The US debt deal

So it loooks as if the US Congress will agree a deal to raise the US debt ceiling to enable the government to borrow a sufficient amount to continue operating.  Perhaps this should be seen - assuming it does happen later today - as a welcome break-out of bi-partisan spirit.  However, it's not clear whether this is the right deal and the politics don't seem right from a progressive standpoint.

For a start, it commits the government to large spending cuts in the near term and with more fiscal withdrawal to come.  Tax rises are not part of the deal.  There is some hope from the Democrat side that they will be able to introduce tax rises on the wealthy in the second part of the deal when Congress has to agree a further package of measures.

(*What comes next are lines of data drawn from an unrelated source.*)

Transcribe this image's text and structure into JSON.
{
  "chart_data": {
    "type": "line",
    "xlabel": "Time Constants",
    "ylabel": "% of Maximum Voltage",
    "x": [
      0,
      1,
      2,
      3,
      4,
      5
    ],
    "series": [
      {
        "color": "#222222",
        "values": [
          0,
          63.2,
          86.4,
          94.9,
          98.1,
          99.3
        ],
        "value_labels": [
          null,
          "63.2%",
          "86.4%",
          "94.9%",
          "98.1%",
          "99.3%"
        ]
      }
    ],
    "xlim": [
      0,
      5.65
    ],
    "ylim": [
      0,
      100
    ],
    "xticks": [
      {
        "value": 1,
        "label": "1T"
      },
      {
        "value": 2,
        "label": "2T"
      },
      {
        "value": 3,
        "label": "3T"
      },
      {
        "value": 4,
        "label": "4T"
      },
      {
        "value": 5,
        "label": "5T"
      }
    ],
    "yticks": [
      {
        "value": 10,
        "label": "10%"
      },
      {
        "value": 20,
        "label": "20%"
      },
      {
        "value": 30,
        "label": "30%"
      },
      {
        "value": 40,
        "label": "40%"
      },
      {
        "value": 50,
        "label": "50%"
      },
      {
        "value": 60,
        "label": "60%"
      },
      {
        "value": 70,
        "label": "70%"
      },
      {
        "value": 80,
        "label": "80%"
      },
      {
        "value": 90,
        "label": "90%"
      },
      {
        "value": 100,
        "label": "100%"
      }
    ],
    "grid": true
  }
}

The Obama administration appears to have conceded much ground to the Republicans, even though the GOP is split.  Perhaps the main problem was that Obama did not originally have a plan on how to cut the deficit.  He could have taken hold of the politics of the situation much more clearly if he had demonstrated how, after the economy was in sustained recovery, the public sector deficit would be reduced.  Instead, a plan has been constructed for him which might threaten the recovery if spending is cut too soon.   On what ground will Obama fight the presidential election?  Clive Crook in the Financial Times today makes this point very well.

The lesson for progressives is that you have to be credible on deficits otherwise credibility will be forced upon you.  You may eventually have to do more than is healthy for the economy if you ignore the issue.  Labour take note.